As for freedom of expression – there is terrible tendency for people to claim vocal disagreement is a form of censorship and intolerance (see that contrarian fool Brendan O’Neill). It’s true that society should create space for discussion of contested ideas, but it’s an overworked refrain mostly used by people who don’t want to address forceful disagreement using readily available platforms. Their fear ridicule is often about the weakness and unpopularity of their arguments, not a culture of speech repression and orthodoxy.
Free speech is one thing but there should not be an obligation to be forced to listen to it. That’s what the anti-abortion protesters are about – forcing other people to listen to their speech. They are free to protest in letters to the editor. They are free to hold rallies, to march on parliament, to make documentaries and Youtube videos and whatever else they may like. But to impose your speech on others – to force them to listen to you by blockading their only access to medical services, for example – that is not right.

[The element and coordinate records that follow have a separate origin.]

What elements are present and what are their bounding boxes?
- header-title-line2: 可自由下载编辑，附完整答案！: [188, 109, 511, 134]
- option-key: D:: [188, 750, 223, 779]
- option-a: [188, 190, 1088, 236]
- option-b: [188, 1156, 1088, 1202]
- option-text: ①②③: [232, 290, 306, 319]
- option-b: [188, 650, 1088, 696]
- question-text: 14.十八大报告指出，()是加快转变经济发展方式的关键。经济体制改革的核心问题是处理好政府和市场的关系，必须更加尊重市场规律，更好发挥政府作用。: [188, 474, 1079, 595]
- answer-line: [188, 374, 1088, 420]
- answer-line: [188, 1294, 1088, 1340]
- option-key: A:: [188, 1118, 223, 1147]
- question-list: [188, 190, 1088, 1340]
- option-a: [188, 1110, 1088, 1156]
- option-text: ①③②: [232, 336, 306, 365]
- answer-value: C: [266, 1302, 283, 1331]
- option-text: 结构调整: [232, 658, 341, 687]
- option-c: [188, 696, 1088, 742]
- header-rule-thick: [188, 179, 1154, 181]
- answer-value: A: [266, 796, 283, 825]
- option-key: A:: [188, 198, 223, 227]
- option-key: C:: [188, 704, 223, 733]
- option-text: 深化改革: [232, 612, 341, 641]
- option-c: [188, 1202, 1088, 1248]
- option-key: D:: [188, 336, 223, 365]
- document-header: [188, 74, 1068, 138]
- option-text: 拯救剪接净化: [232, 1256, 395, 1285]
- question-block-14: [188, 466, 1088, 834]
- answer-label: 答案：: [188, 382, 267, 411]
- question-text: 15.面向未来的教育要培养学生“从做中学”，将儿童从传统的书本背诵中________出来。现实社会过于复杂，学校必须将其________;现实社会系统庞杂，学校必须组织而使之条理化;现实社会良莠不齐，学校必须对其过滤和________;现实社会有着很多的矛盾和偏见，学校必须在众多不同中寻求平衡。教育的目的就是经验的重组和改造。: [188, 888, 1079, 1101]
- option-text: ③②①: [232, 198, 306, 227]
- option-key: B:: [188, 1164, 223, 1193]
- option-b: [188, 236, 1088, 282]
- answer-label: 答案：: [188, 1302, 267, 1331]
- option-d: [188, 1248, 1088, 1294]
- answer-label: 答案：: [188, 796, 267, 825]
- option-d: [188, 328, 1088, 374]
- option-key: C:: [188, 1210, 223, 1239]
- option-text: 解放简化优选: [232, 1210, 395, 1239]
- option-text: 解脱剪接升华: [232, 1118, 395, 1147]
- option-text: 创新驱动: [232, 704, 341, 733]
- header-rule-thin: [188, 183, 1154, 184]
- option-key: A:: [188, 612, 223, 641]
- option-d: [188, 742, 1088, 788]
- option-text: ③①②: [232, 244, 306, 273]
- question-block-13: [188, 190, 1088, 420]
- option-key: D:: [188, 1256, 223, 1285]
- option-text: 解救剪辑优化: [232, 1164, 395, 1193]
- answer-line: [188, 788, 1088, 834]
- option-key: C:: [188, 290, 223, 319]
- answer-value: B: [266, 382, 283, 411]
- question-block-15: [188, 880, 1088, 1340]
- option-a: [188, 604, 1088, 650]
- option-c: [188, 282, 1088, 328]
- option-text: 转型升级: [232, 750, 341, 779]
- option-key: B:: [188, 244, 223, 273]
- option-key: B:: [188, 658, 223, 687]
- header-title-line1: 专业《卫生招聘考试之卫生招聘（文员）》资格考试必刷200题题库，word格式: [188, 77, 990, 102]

Thank you for your article; I wonder if there are groups of civilized Queenslanders offering to support and escort women in to clinics as is common in the US where these people harass women at many facilities.
If the protesters do cross the line from making their voices heard to harassment of women accessing healthcare, supporting attendees at the clinics and staff will be very important.
I also wonder if protests moved to their churches, how tolerant of protest they might be.
Except, it would be protesting if they didn’t interfere with the people using the service. Protest in front of a bank, sure, block people from entering the bank, harass them and you’re going to get arrested.
Arrest the bastards, enough of the America already, let these women do what they need to do in peace.